Principal's Message

 

Mr. Sean Gorman

Mr Sean Gorman
 

Principal’s Corner
(Originally featured in the Gloucester City News)

     Nearly 100% of Gloucester High School students were administered either the PSAT or SAT this year.  On Wednesday, October 11th, we participated as a pilot school chosen by College Board to offer the PSAT to all 9th through 11th grade students and the SAT to all 12th grade students during our school day.  This will more than double GHS participation rates in both assessments over the past three years and I am proud of our student’s ambition and work ethic.

     On July 14th, Susan Dynarski, a professor of education, public policy and economics at the University of Michigan. wrote a powerful article in The New York Times making a strong case that it should be cost-free for all high school students to take the SAT and/or ACT.  Dynarski presents some attention-getting data.  First, she points to research that indicates that “a child born into a high-income family is six times as likely to earn a college degree as one who is poor.”  Additionally, she notes that research has also demonstrated that “even for students who perform well in high school, parents’ income strongly predicts whether they will attend and complete college.”
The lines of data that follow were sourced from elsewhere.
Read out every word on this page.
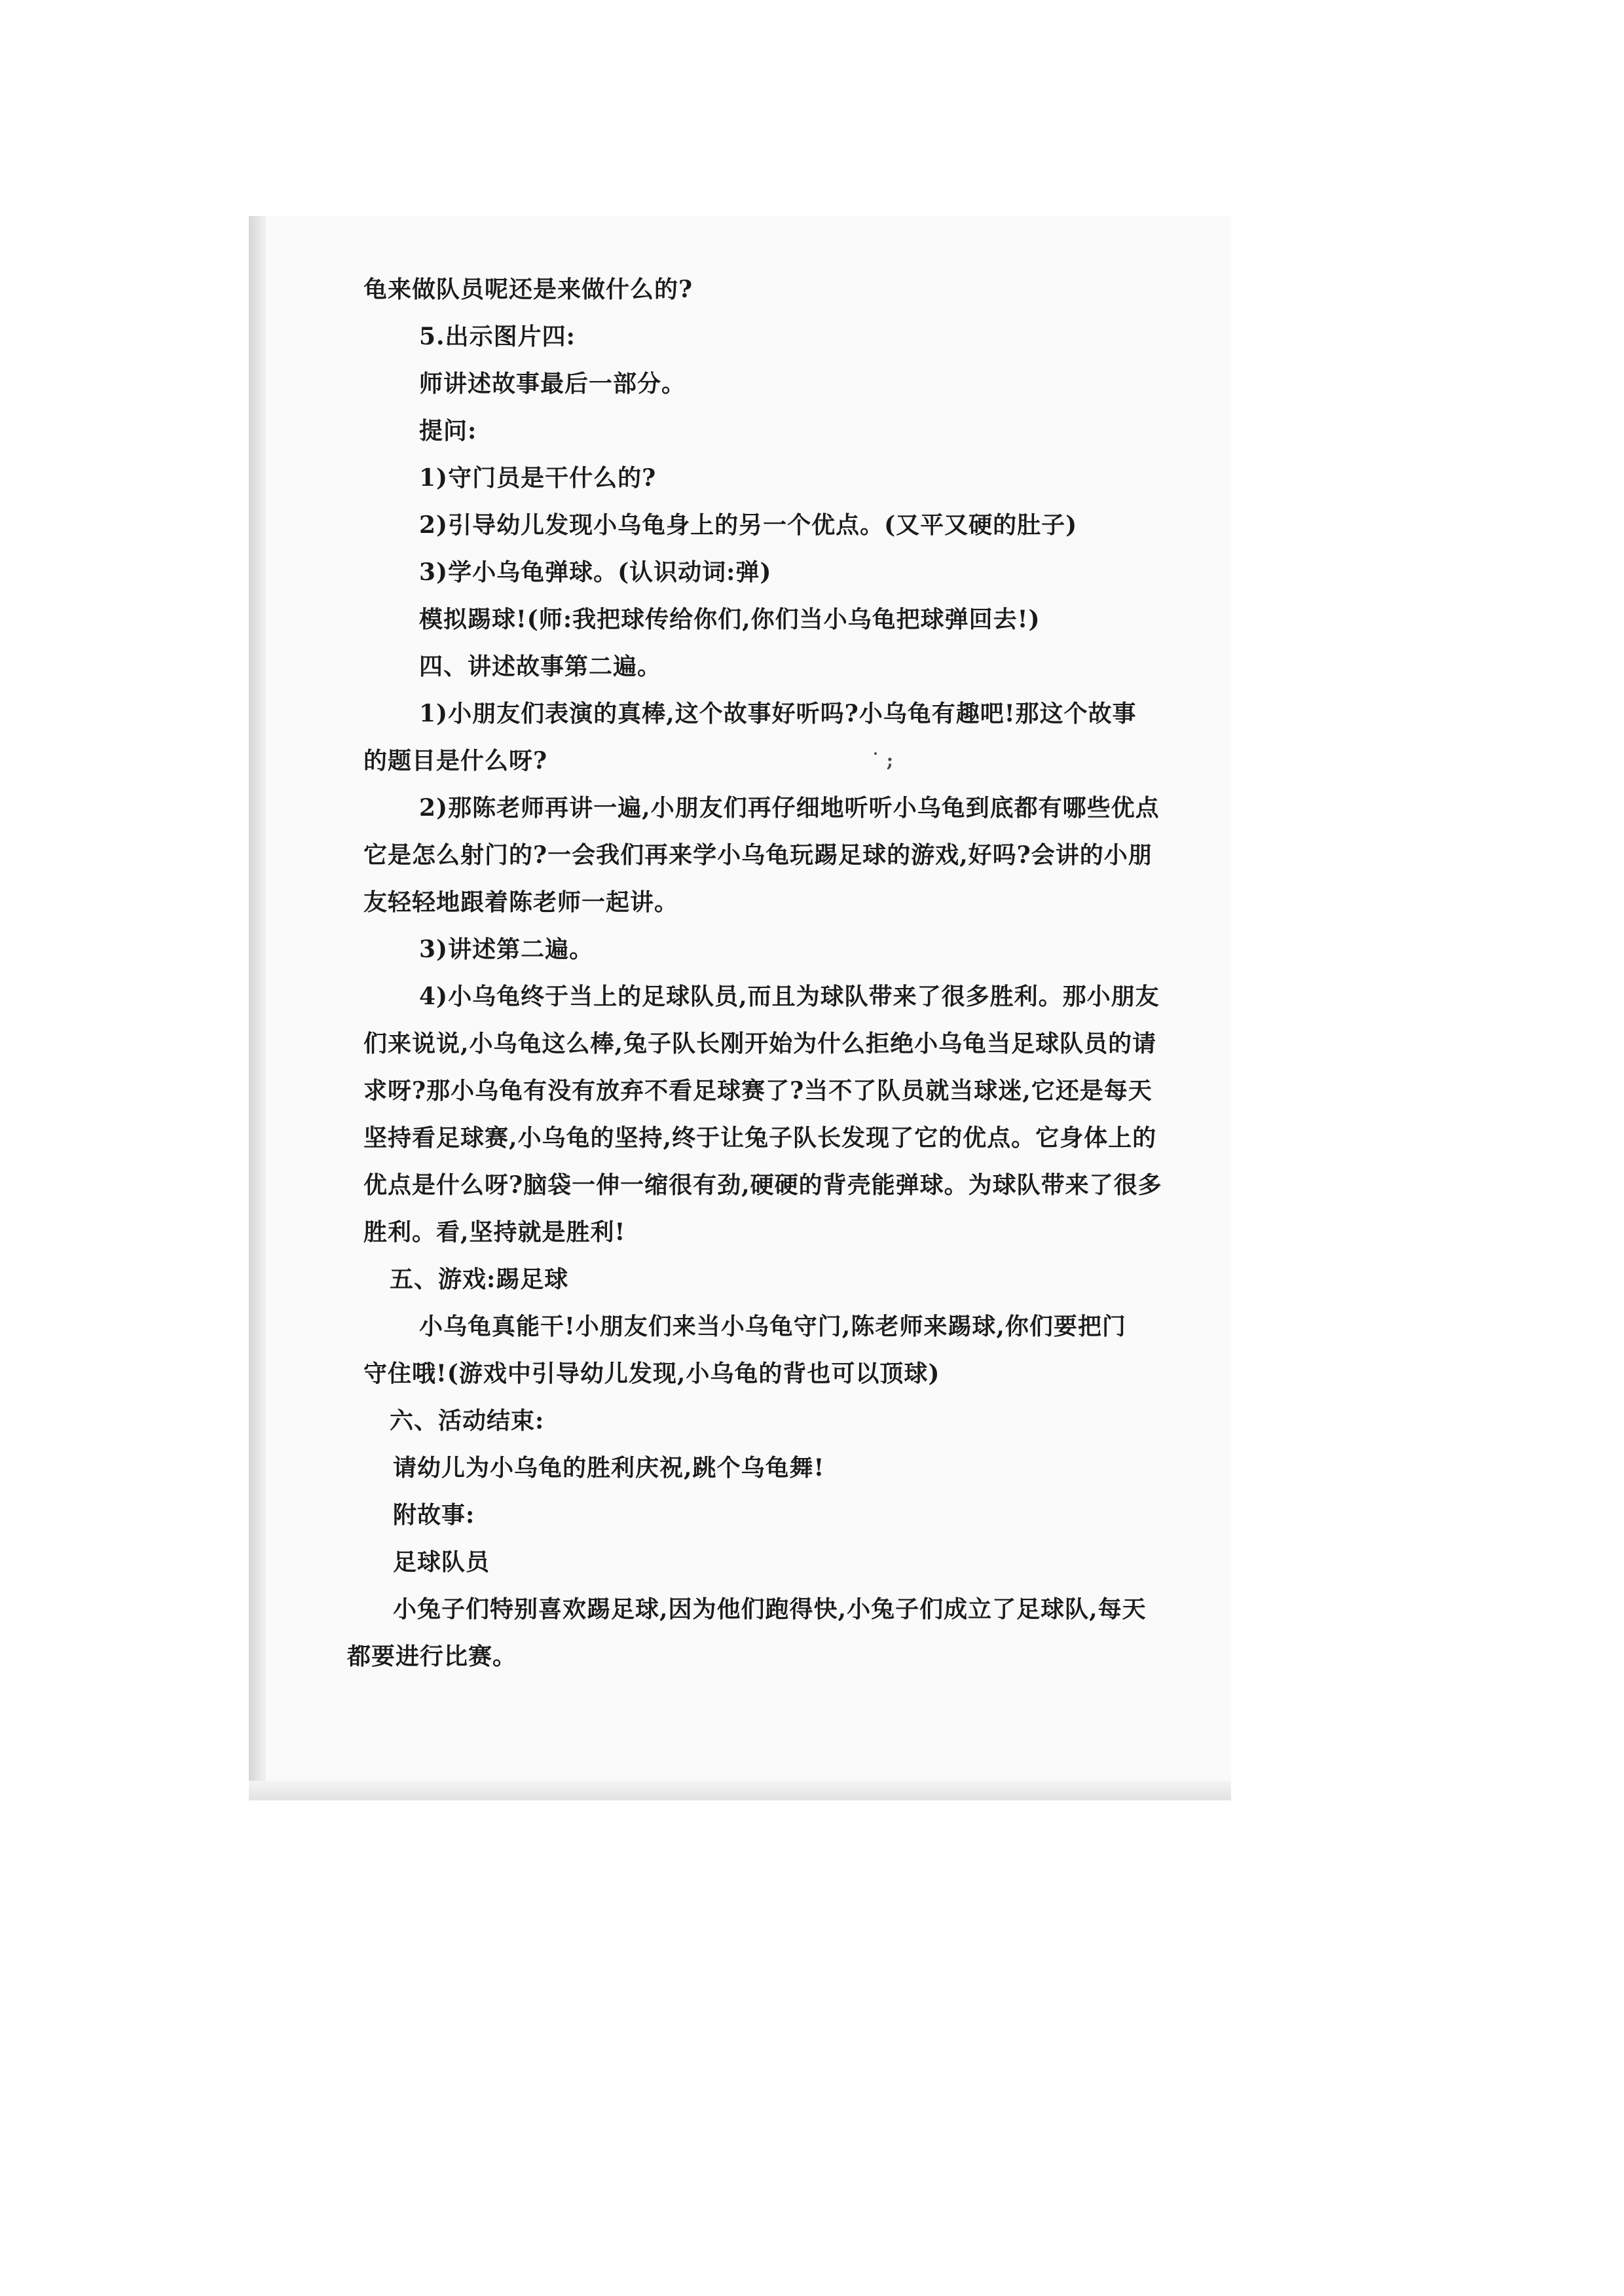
˙ ;

龟来做队员呢还是来做什么的?

5.出示图片四:

师讲述故事最后一部分。

提问:

1)守门员是干什么的?

2)引导幼儿发现小乌龟身上的另一个优点。(又平又硬的肚子)

3)学小乌龟弹球。(认识动词:弹)

模拟踢球!(师:我把球传给你们,你们当小乌龟把球弹回去!)

四、讲述故事第二遍。

1)小朋友们表演的真棒,这个故事好听吗?小乌龟有趣吧!那这个故事

的题目是什么呀?

2)那陈老师再讲一遍,小朋友们再仔细地听听小乌龟到底都有哪些优点

它是怎么射门的?一会我们再来学小乌龟玩踢足球的游戏,好吗?会讲的小朋

友轻轻地跟着陈老师一起讲。

3)讲述第二遍。

4)小乌龟终于当上的足球队员,而且为球队带来了很多胜利。那小朋友

们来说说,小乌龟这么棒,兔子队长刚开始为什么拒绝小乌龟当足球队员的请

求呀?那小乌龟有没有放弃不看足球赛了?当不了队员就当球迷,它还是每天

坚持看足球赛,小乌龟的坚持,终于让兔子队长发现了它的优点。它身体上的

优点是什么呀?脑袋一伸一缩很有劲,硬硬的背壳能弹球。为球队带来了很多

胜利。看,坚持就是胜利!

五、游戏:踢足球

小乌龟真能干!小朋友们来当小乌龟守门,陈老师来踢球,你们要把门

守住哦!(游戏中引导幼儿发现,小乌龟的背也可以顶球)

六、活动结束:

请幼儿为小乌龟的胜利庆祝,跳个乌龟舞!

附故事:

足球队员

小兔子们特别喜欢踢足球,因为他们跑得快,小兔子们成立了足球队,每天

都要进行比赛。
     We are bringing school-wide instruction to higher levels of excellence to pave the way for a greater proportion of our students to get more expansive opportunities to achieve a college degree.  We are now able to analyze an extensive body of data from these assessments that will now be reflective of our entire student population. We have systems in place to best utilize this data.  For example, we use the “AP Potential” report to help identify which AP courses each student is prepared to succeed.  This analysis has led to large increases in GHS student participation in our AP program over the past three school years and prompted the introduction of new AP courses at GHS including AP Language & Composition, AP Psychology, and AP United States Government & Politics.  We are also able to identify specific areas of literacy (Words in Context, Command of Evidence, Expression of Ideas, & Standard English Conventions) and mathematics (Heart of Algebra, Problem Solving and Data Analysis, and Passport to Advanced Mathematics) that our students need to improve in most.  This data is thoroughly discussed with our staff and instructional plans are developed to respond to this data.  The College Board has made it possible through their Question Analysis Report to access the exact readings and tasks that our students struggled on most during past PSAT/SAT administrations, analyze where the learning disconnects occurred, and utilize these passages and tasks within future instructional plans to maximize student learning.

     Joshua M. Hyman, an assistant professor of public policy at the University of Connecticut, studied the effects of the State of Michigan (beginning in 2007) requiring all high school Juniors to take the SAT.  Hyman analyzed the test scores and college attendance of all public high school students in Michigan, before and after the ACT requirement.  His study found that “it was not just low-achieving students who had been skipping the SAT.  For every 1,000 students who took a college exam when it was optional and achieved high scores, 230 additional high scorers appeared once the test was mandatory. For low-income students, the effect was larger: For every 1,000 students who scored well on the optional test, an additional 480 did so on the mandatory test.”  We are excited about the improvements that administering the PSAT and SAT to all GHS students will bring to instruction throughout our great school and the expanded opportunities available for our students beyond high school.